Blu-ray Video Quality – The film ‘Arthur and The Great Adventure’ is presented in the theatrical aspect ratio of 2.35:1 and the stunning 1080p encoded anamorphic image that is enhanced for widescreen televisions is awesome. With only a couple of exceptions, sharpness is stunning in these films, and the colour saturation is gorgeous. The live action sequences are also wonderfully realised in terms of sharpness, colour and flesh tone accuracy, and black levels. The animated sequences reveal no banding, and overall, the results are simply splendid. The film looked like a 3D presentation, but of course the transfers is only 2D, of course. Please Note: Playback Region B/2: This will not play on most Blu-ray players sold in North America, Central America, South America, Japan, North Korea, South Korea, Taiwan, Hong Kong and Southeast Asia.
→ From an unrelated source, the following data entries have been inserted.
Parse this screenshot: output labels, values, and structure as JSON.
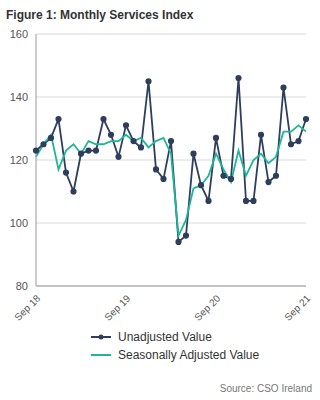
{
  "chart_data": {
    "type": "line",
    "title": "Figure 1: Monthly Services Index",
    "annotations": [
      "Source: CSO Ireland"
    ],
    "categories": [
      "Sep 18",
      null,
      null,
      null,
      null,
      null,
      null,
      null,
      null,
      null,
      null,
      null,
      "Sep 19",
      null,
      null,
      null,
      null,
      null,
      null,
      null,
      null,
      null,
      null,
      null,
      "Sep 20",
      null,
      null,
      null,
      null,
      null,
      null,
      null,
      null,
      null,
      null,
      null,
      "Sep 21"
    ],
    "series": [
      {
        "name": "Unadjusted Value",
        "color": "#2f3e5c",
        "marker": "circle",
        "line_style": "solid",
        "values": [
          123,
          125,
          127,
          133,
          116,
          110,
          122,
          123,
          123,
          133,
          128,
          121,
          131,
          126,
          124,
          145,
          117,
          114,
          126,
          94,
          96,
          122,
          112,
          107,
          127,
          115,
          114,
          146,
          107,
          107,
          128,
          113,
          115,
          143,
          125,
          126,
          133
        ]
      },
      {
        "name": "Seasonally Adjusted Value",
        "color": "#1fb59a",
        "marker": "none",
        "line_style": "solid",
        "values": [
          121,
          125,
          128,
          117,
          123,
          125,
          122,
          126,
          125,
          125,
          126,
          126,
          128,
          126,
          127,
          124,
          126,
          127,
          122,
          96,
          101,
          111,
          112,
          115,
          122,
          117,
          113,
          123,
          115,
          120,
          122,
          119,
          121,
          129,
          129,
          131,
          129
        ]
      }
    ],
    "ylim": [
      80,
      160
    ],
    "yticks": [
      80,
      100,
      120,
      140,
      160
    ],
    "grid": true,
    "legend": "bottom"
  }
}
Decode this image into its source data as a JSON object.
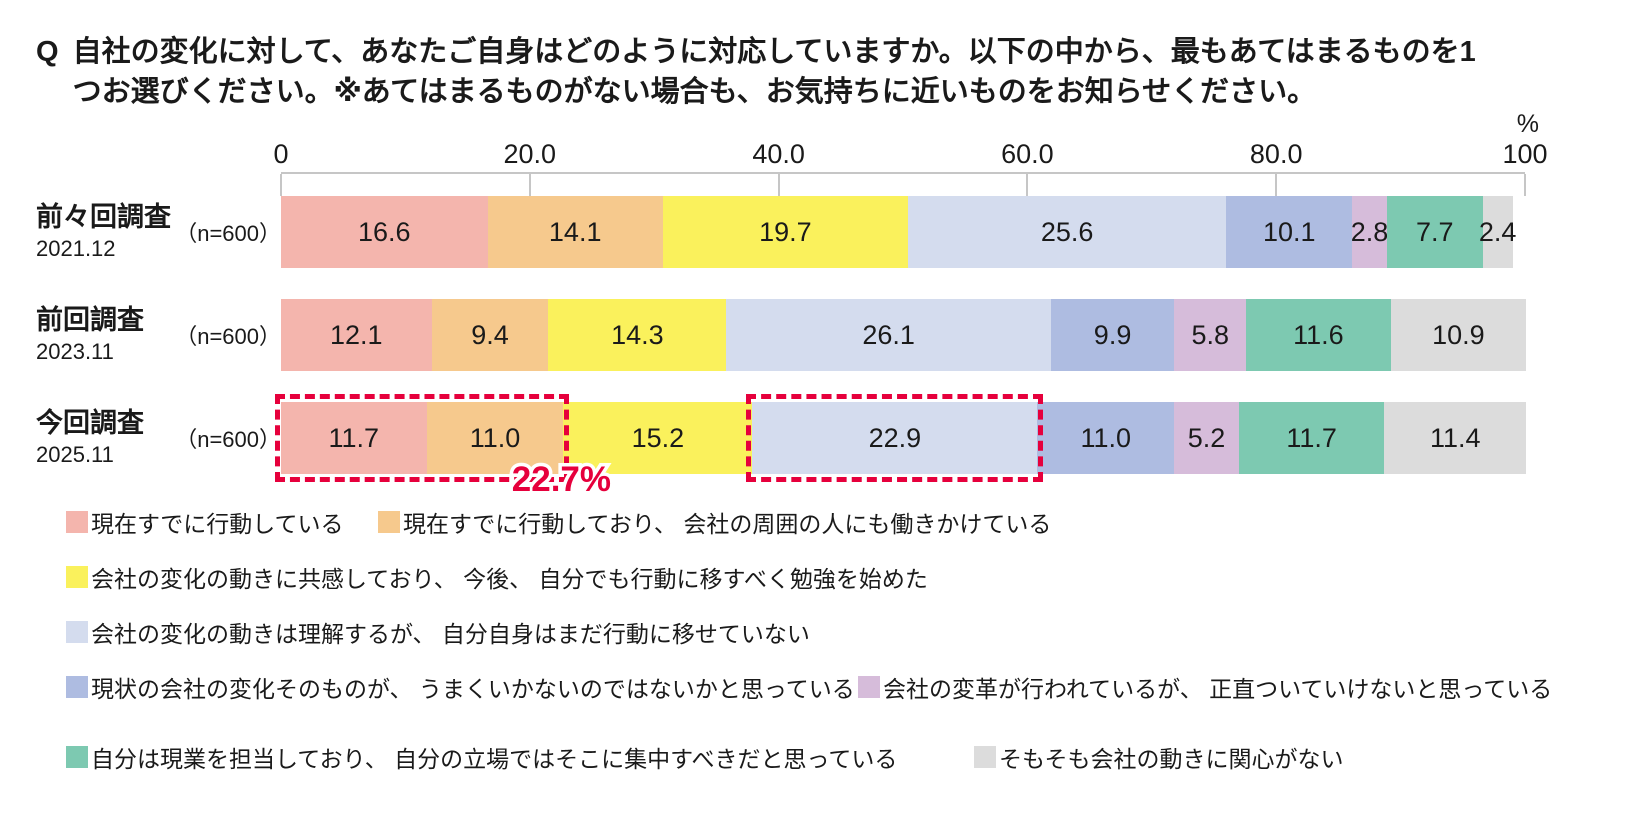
{
  "title": {
    "prefix": "Q",
    "line1": "自社の変化に対して、あなたご自身はどのように対応していますか。以下の中から、最もあてはまるものを1",
    "line2": "つお選びください。※あてはまるものがない場合も、お気持ちに近いものをお知らせください。"
  },
  "chart_data": {
    "type": "bar",
    "stacked": true,
    "orientation": "horizontal",
    "unit": "%",
    "xlim": [
      0,
      100
    ],
    "x_ticks": [
      {
        "value": 0,
        "label": "0"
      },
      {
        "value": 20,
        "label": "20.0"
      },
      {
        "value": 40,
        "label": "40.0"
      },
      {
        "value": 60,
        "label": "60.0"
      },
      {
        "value": 80,
        "label": "80.0"
      },
      {
        "value": 100,
        "label": "100"
      }
    ],
    "categories": [
      "現在すでに行動している",
      "現在すでに行動しており、 会社の周囲の人にも働きかけている",
      "会社の変化の動きに共感しており、 今後、 自分でも行動に移すべく勉強を始めた",
      "会社の変化の動きは理解するが、 自分自身はまだ行動に移せていない",
      "現状の会社の変化そのものが、 うまくいかないのではないかと思っている",
      "会社の変革が行われているが、 正直ついていけないと思っている",
      "自分は現業を担当しており、 自分の立場ではそこに集中すべきだと思っている",
      "そもそも会社の動きに関心がない"
    ],
    "colors": [
      "#f4b5ad",
      "#f6c98d",
      "#faf15c",
      "#d4dcee",
      "#aebce1",
      "#d6bcda",
      "#7dc9b1",
      "#dcdcdc"
    ],
    "rows": [
      {
        "name": "前々回調査",
        "date": "2021.12",
        "sample": "（n=600）",
        "values": [
          16.6,
          14.1,
          19.7,
          25.6,
          10.1,
          2.8,
          7.7,
          2.4
        ]
      },
      {
        "name": "前回調査",
        "date": "2023.11",
        "sample": "（n=600）",
        "values": [
          12.1,
          9.4,
          14.3,
          26.1,
          9.9,
          5.8,
          11.6,
          10.9
        ]
      },
      {
        "name": "今回調査",
        "date": "2025.11",
        "sample": "（n=600）",
        "values": [
          11.7,
          11.0,
          15.2,
          22.9,
          11.0,
          5.2,
          11.7,
          11.4
        ]
      }
    ],
    "highlights": {
      "color": "#e6003c",
      "boxes": [
        {
          "row_index": 2,
          "from_segment": 0,
          "to_segment": 1
        },
        {
          "row_index": 2,
          "from_segment": 3,
          "to_segment": 3
        }
      ],
      "callout": {
        "text": "22.7%",
        "row_index": 2,
        "anchor_pct": 22.7
      }
    }
  }
}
Blu-ray Audio Quality – Is as good as the soundtracks on any PIXAR or DreamWorks CGI film on Blu-ray, the 5.1 DTS-HD Master Audio surround track is reference quality all the way. There are wonderful pans, swoops, and zooms across and through the sound field, and the music has a terrific resonance throughout the film. Bass levels are quite deep and most impressive. Dialogue shows up clearly in the centre channel. So all in all, this is top notch quality surround sound that at times will make you duck, thinking the animals and insects have invaded your lounge.
Blu-ray Special Features and Extras:
Theatrical Trailer [1080p] [2.35:1] [00:30] This is the Original Theatrical Trailer for ‘Arthur & The Great Adventure.’
Sneak Peaks: Space Chips 2: Zartog Strikes Back; Animals Unlimited in 3D and Hachi: A Dog’s Tale
Finally, it’s a colourful and highly imaginative milieu, with plenty of amusing touches, which grow into witty-in-jokes, like Arthur’s untamed hair in his micro-form being such a turn-on for Minimoy girls, while Luc Besson’s decidedly cine-literate approach to such obvious children’s entertainment boasts a surplus of both content and style likely to appeal to parents and film buffs in general. It’s a cliché to claim that a “family film” has “something for everyone” but, in this case, that’s very probably true. Honest! If you enjoyed the fantasy and adventure of those otherworldly micro-verse realms, as depicted in digital-animation films like ‘Honey, I Shrunk The Kids’ and ‘A Bugs Life,’ then Luc Besson’s magical ‘Arthur and The Great Adventure’ film should appeal, especially as its humour skilfully avoids the sentimentally of a typical Disney product and a PIXAR free mentality. Highly Recommended!